The crop is looking like it will be big, which isn’t good news for pulse growers hoping to regain access to that market
Canadian farmers shouldn’t count on India re-entering pulse markets anytime soon, says an analyst.
The Indian government recently released its fourth advance estimate of its 2017-18 harvest, and the crop just keeps getting bigger.
The new estimate is a record 25.23 million tonnes of pulses, which is 34 percent higher than the previous five-year average. The previous estimate was 24.51 million tonnes.
Indian farmers are showing no signs of shying away from growing pulses despite poor prices caused by the bin-busting 2017-18 harvest.
Growers had planted 32.8 million acres of kharif (summer) pulses as of Aug. 31, which is only slightly behind last year’s 33.6 million acres.
“I don’t see really any indication that farmers there are giving up on acreage in a meaningful way. It’s still historically high,” said Greg Kostal, president of Kostal Ag Consulting.
With another big crop on the way, he doesn’t see the government reversing its import quotas and punitive tariffs.
“As long as domestic prices are saggy, I think you have to expect the protectionist type policy to linger,” he said.
That means Canadian pea growers will have to rely on other markets to pick up the slack.
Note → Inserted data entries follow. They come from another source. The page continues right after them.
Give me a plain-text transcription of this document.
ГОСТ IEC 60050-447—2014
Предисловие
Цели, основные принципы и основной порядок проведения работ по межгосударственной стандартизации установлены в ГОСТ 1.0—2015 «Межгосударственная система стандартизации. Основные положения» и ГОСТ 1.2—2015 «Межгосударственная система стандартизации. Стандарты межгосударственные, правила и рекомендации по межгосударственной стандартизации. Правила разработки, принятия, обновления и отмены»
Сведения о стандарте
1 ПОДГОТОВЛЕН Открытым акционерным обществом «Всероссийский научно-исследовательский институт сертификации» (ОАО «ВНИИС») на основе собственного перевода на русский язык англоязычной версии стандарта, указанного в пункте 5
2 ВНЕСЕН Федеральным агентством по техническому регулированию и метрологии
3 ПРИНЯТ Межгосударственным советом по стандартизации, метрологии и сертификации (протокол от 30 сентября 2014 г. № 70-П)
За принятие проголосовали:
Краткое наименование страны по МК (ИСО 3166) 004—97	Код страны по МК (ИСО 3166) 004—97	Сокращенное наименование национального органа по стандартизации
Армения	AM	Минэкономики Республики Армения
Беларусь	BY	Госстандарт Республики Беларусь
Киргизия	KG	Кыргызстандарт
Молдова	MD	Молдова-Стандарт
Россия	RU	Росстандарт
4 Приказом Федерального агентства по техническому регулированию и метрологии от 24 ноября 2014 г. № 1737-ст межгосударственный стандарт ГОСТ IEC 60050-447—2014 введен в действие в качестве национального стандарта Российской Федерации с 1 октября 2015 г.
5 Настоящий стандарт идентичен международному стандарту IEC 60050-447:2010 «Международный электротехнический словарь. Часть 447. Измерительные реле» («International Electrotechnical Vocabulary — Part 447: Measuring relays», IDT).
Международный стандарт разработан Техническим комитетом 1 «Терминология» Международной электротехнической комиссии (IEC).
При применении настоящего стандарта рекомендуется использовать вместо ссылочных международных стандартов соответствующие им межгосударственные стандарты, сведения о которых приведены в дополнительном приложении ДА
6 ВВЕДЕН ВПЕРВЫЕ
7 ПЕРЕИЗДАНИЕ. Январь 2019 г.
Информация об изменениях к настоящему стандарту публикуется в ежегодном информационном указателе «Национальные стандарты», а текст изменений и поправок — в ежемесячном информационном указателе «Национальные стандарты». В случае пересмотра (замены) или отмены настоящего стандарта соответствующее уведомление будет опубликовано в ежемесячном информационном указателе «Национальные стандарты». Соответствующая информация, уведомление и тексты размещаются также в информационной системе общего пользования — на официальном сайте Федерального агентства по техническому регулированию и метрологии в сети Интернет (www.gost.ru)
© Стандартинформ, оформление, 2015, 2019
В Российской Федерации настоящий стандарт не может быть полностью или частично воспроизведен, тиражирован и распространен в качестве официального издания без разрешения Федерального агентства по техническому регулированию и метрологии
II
China has been buying more peas for both food and feed purposes, and other countries have been stepping up purchases as well, but Kostal doesn’t think it will be enough additional demand to make up for the loss of India.
Kostal noted some weather forecasters are calling for an El Nino to develop, which would lead to a drier rabi (winter) growing season, when the bulk of India’s 2018-19 crop of pulses would be grown.
The Indian government got hearts racing last week when it sent a letter to traders Aug. 29 informing them that it was withdrawing its quantitative restrictions on pea imports.
The restrictions were put in place April 25 when the government told importers they could bring in a maximum of 100,000 tonnes of peas from April 1 to June 30. The order was later extended to Sept. 30.
“By the time they put it on, (the quota) had really already been filled, so effectively the quantitative restriction was blocking any trade from happening,” said Carl Potts, executive director of Saskatchewan Pulse Growers.
Much to the chagrin of exporters, India reinstated the quota Aug. 30. There are conflicting reports on what happened, but it involved some sort of court battle.
There has been progress on another non-tariff trade barrier.
In February 2018, the prime ministers of Canada and India agreed that the two nations would work together to finalize an agreement on the long-running fumigation issue by the end of the year.
Canada submitted a proposal last year detailing how there is no evidence that the nematode pest India is concerned about exists in Canada and how the grain handling system ensures that Canadian exports are free of such pests.
Potts said Canada has invited an Indian delegation to travel to Canada in late September to review its systems-based approach in hopes of resolving the issue once and for all. India has accepted the invitation.
The trip will include presentations from the Canadian Food Inspection Agency, the Canadian Grain Commission and the pulse sector, which will explain to the Indian delegation how Canada’s handling system mitigates the risk of introducing regulated pests without the need for fumigation.
It will also include a visit to a farm, pulse processing plant, inland grain terminal, government plant health and entomology labs and terminal facilities at the Port of Vancouver.
“(The system) has been detailed on paper, but we believe it would be helpful from an understanding perspective to be able to see those elements,” said Potts.
The fumigation issue puts Canadian exporters at a competitive disadvantage to their U.S. counterparts.
Canada cannot fumigate for a variety of reasons. As a result, Canadian shipments that arrive in India face a fumigation penalty of five times the inspection fee plus the cost of fumigation. U.S. shipments by comparison face one times the inspection fee plus the cost of fumigation.
For a 50,000 tonne vessel, that amounts to a total penalty of $740,040 for a Canadian shipment compared to $148,000 for a U.S. shipment.
“What’s the scientific or technical basis for having differences in the fees associated with the U.S. and Canada?” said Potts.
He is hopeful that will soon be a moot point if Canada and India come to a permanent solution to a trade irritant that has been lingering since 2004.
“We believe that it’s still totally doable by the end of the year,” he said.
“I don’t think that this is an incredibly complex thing to come to agreement on.”